Günümüzde 41.865 km kare'lik bir kuzey batı ülkesi... AB kurucu ülkelerinden biri ama bugün çok sayıda Hollandalı AB'ye karşı çıkıyor. Hollanda ekonomisi göçmenler ve AB yüzünden fazla harcama yapıyor diye kızıyorlar. Almanya'da Merkel'in politikayı bırakmasına yol açan göçmen krizi Hollanda'da da kendini hissettiriyor. AB'den fayda değil zarar gördüğünü iddia edenler bile var. Oysa ki Hollanda ekonomisi güçlü bir ekonomi, kişi başına düşen gelir açısından iyi ülkelerden birisi...

BOT VE BİSİKLET

Hollanda'nın başkenti Amsterdam bir kanallar kenti.. .Bu özelliği ile botlar ve bisikletler ile ulaşımını halleden çok sayıda insan yaşıyor. Benim yaşımdaki Türklere sorsam kanallar şehri neresidir diye hemen “Venedik” derler... Bizim gençliğimizde Venedik'in romantik bir imajı vardı. Bugün gençlere sorunca önce Amsterdam sonra Venedik, St Petersburg, Brugge diye sayıyorlar.

Hollanda, göçmenler, öğrenciler için cazip olduğu kadar turistler için de cazip... Geçtiğimiz yıl tam 21 milyon turist ağırlamış. Avrupa'nın en çok turist ağırlayan ilk 10 ülkesi içinde yeralıyor.
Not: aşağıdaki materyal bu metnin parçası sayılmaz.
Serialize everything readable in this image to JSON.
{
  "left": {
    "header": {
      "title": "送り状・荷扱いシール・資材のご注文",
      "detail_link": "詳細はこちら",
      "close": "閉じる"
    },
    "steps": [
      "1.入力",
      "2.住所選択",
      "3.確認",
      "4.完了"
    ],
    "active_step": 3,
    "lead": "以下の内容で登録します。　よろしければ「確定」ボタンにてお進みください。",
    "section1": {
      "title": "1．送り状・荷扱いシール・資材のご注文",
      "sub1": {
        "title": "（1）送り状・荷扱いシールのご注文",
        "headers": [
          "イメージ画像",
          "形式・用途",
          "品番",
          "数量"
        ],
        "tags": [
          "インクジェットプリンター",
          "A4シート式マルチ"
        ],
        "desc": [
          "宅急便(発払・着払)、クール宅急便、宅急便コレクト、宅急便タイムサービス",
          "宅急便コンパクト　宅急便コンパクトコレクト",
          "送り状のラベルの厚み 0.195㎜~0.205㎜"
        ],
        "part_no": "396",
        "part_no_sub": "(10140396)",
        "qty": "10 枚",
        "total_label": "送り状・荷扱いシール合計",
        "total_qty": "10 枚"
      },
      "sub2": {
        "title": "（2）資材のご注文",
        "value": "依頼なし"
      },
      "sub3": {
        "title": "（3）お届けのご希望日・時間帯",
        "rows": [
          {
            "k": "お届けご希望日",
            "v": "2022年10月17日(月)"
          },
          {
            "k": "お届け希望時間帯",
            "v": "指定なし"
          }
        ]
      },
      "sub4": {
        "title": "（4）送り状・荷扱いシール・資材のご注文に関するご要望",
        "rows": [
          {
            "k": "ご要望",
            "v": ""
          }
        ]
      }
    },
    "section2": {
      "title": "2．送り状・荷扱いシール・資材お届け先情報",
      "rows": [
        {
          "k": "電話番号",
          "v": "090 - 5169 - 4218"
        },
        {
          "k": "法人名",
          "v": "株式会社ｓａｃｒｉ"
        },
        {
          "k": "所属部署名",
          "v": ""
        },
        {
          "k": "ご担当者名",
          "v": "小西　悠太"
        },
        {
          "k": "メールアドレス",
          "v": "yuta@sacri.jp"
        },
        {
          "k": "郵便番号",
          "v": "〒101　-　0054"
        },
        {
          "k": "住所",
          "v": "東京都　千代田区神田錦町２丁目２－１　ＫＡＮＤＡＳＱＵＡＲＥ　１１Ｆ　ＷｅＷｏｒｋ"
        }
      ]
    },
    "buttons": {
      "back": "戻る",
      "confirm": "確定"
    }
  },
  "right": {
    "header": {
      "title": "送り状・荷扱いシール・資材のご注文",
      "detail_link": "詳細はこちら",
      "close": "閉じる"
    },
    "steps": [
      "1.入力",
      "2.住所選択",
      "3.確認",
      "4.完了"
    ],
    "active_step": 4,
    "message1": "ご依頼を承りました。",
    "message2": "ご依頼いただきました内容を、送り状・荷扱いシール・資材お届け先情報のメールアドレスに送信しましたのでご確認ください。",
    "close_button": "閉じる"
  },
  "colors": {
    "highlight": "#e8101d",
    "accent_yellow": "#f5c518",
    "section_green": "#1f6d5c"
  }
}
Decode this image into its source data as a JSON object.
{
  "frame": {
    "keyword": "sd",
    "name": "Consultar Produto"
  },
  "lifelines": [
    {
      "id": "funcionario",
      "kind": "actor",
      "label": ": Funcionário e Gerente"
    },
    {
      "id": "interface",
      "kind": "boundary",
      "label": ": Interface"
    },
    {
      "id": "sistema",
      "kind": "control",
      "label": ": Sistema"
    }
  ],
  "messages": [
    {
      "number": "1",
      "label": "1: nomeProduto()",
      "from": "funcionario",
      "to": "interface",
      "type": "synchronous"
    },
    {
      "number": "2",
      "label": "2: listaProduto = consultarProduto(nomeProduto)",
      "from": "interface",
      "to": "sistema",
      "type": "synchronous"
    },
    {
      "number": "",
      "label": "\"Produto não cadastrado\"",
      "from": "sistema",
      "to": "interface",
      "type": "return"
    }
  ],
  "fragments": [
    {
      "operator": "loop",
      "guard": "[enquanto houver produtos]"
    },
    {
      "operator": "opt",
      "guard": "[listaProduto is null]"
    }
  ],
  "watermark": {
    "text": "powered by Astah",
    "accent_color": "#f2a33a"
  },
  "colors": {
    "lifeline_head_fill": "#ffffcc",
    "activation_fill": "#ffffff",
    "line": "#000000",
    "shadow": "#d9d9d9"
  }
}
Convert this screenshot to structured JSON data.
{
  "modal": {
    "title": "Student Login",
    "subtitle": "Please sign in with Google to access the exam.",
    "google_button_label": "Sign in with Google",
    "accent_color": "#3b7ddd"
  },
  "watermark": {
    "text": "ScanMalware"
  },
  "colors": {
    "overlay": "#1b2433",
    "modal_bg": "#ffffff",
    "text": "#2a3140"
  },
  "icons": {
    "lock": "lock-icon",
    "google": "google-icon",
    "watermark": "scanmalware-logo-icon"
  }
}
Biliyorsunuz kongre, konferans, fuar, festival gibi ticari, kültürel ve akademik etkinlikler de uluslararası misafirlerin sayısını milyonlara çıkarıyor. Benim son Hollanda seyahatimde de 3 günüm RAI Kongre Merkezi'nde geçti. 70 konferans salonu 11 sergi alanı, 4 bin araçlık otoparkı olan RAI'de ilk kez 1961 yılında bisiklet fuarı açılmış.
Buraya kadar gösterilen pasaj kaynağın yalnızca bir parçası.